Simple semi-structured data entry

With RDF.

When most people want to take notes on a collection of things, and they know that the notes will have some structure but they're not sure about the nature of that structure just yet, they use a spreadsheet. For each thing that they take notes on, they add a new row; for each attribute of the things under review, they add a column. From an investment banker comparing potential investments to a scout leader planning a camping trip, the grid makes it easy for you to compare similar attributes of different things without forcing to you to specify all of your attributes before starting your data entry like a more serious database application would.
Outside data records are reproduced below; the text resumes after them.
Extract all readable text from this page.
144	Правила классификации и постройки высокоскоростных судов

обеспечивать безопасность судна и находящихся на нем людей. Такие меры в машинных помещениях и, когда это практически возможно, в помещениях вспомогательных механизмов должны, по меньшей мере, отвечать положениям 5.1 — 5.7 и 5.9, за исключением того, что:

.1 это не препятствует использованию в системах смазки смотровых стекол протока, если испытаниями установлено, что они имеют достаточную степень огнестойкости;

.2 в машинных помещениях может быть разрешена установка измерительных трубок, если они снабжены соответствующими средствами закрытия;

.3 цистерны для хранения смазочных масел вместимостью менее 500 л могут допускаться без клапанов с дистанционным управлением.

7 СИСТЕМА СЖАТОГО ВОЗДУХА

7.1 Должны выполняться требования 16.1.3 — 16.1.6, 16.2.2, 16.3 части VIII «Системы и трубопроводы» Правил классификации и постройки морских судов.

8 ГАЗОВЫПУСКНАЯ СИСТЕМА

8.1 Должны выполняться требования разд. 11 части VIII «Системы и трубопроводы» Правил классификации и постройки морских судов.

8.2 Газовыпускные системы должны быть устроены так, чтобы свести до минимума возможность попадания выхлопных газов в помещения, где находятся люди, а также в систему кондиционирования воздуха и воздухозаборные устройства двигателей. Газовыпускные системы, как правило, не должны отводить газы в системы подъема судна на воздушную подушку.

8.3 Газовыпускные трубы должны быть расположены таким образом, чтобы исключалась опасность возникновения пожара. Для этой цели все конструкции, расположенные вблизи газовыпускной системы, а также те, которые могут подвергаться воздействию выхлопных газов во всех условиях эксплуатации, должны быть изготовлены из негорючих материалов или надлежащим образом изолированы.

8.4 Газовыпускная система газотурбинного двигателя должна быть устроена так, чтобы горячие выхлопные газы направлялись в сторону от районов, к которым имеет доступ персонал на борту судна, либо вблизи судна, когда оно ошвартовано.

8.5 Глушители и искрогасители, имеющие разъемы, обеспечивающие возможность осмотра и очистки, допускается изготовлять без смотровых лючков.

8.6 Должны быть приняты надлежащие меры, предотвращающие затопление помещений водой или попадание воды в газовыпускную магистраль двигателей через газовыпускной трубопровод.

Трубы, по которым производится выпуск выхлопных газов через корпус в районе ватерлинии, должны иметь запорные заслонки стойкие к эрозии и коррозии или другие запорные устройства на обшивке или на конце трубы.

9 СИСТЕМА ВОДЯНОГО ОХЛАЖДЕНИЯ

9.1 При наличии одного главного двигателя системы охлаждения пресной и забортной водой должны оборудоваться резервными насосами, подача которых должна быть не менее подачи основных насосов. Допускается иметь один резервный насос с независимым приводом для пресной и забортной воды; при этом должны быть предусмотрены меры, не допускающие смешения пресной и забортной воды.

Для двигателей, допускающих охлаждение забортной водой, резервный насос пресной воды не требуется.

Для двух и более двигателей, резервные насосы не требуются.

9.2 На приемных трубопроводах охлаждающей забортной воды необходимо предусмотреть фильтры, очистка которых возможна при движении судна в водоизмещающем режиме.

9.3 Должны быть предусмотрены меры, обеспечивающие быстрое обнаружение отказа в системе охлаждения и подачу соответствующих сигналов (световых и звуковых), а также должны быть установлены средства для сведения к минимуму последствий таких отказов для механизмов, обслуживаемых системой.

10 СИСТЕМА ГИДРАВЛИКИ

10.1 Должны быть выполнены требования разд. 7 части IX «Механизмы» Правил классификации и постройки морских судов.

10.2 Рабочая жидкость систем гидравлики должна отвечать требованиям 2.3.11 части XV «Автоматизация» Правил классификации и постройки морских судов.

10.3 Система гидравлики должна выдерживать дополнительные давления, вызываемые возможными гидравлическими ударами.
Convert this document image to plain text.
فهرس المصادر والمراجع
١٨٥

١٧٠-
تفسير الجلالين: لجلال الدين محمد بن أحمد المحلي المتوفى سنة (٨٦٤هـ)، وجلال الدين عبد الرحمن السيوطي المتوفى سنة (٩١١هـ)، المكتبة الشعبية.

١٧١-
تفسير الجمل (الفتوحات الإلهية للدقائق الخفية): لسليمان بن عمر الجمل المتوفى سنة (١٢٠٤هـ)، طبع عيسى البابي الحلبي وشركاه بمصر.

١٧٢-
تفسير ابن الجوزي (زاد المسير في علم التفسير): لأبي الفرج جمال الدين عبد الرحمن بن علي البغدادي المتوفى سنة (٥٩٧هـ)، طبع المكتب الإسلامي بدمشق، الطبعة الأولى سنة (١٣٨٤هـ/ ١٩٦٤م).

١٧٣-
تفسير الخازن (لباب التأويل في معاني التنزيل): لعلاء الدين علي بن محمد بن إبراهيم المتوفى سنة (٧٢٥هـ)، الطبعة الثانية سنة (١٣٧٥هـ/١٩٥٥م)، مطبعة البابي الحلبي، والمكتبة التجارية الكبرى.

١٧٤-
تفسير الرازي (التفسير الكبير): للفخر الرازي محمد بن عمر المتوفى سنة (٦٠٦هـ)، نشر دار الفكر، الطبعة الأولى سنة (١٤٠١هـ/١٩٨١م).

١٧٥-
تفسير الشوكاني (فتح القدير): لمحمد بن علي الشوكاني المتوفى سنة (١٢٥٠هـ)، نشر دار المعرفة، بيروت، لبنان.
In theory, RDF is ideal for this, because you can assign any attribute name/value pair to any resource that you can identify with no requirement to plan it all in advance, but in practice, it's rarely as easy as pouring names and numbers into a spreadsheet. I've often thought that it would be fun to build a freeform database program that lets people do data entry and make up new fields as they go along, all with RDF underneath. I even wrote some Python code for this a few years ago, but never followed through. Since joining TopQuadrant, I've wondered about assembling something like this with the company's application development tools, but then I realized that the Free Edition of TopBraid Composer pretty much already does this.

Here's a use case that's happened to most people in the modern workforce: you're told that you'll be joining a particular project, and to get you started someone emails a zip file of relevant files for you to review. For my notes on these files, I might create a text file or a spreadsheet, but I'd probably assemble an XML file where I made up element names as I went along. These elements would track the filename, document title, author, age, comments, and probably some project-specific fields. When the big picture starting coming into focus, I'd write a little XSLT to convert this XML to presentable HTML to show to others if necessary.

A key reason that this would be easy for me is that the Emacs nxml mode automates much of the work of entering tags and keeping everything well-formed. How would doing it in RDF be better? I could do the same steps as above using RDF-Friendly XML and nxml's excellent handling of RDF/XML, but I'd rather use a form-based interface instead of Emacs. This is where the free edition of TopBraid Composer comes in.

The first step is creating an RDF data file with all the easily available file metadata: the name, size, and last modification date for each file. I wrote a simple perl script called dir2rdf.pl to do this; it's simple because it declares a File class and all the properties for that class in the namespace declared for the file. (I also created a slightly more complex perl script called dir2nfordf.pl which does the same thing but uses existing classes and properties from the NEPOMUK File Ontology. It's more complex because this ontology has properties based on properties from other vocabularies such as Dublin Core, so editing data with this ontology means pulling in a few layers of other ones.)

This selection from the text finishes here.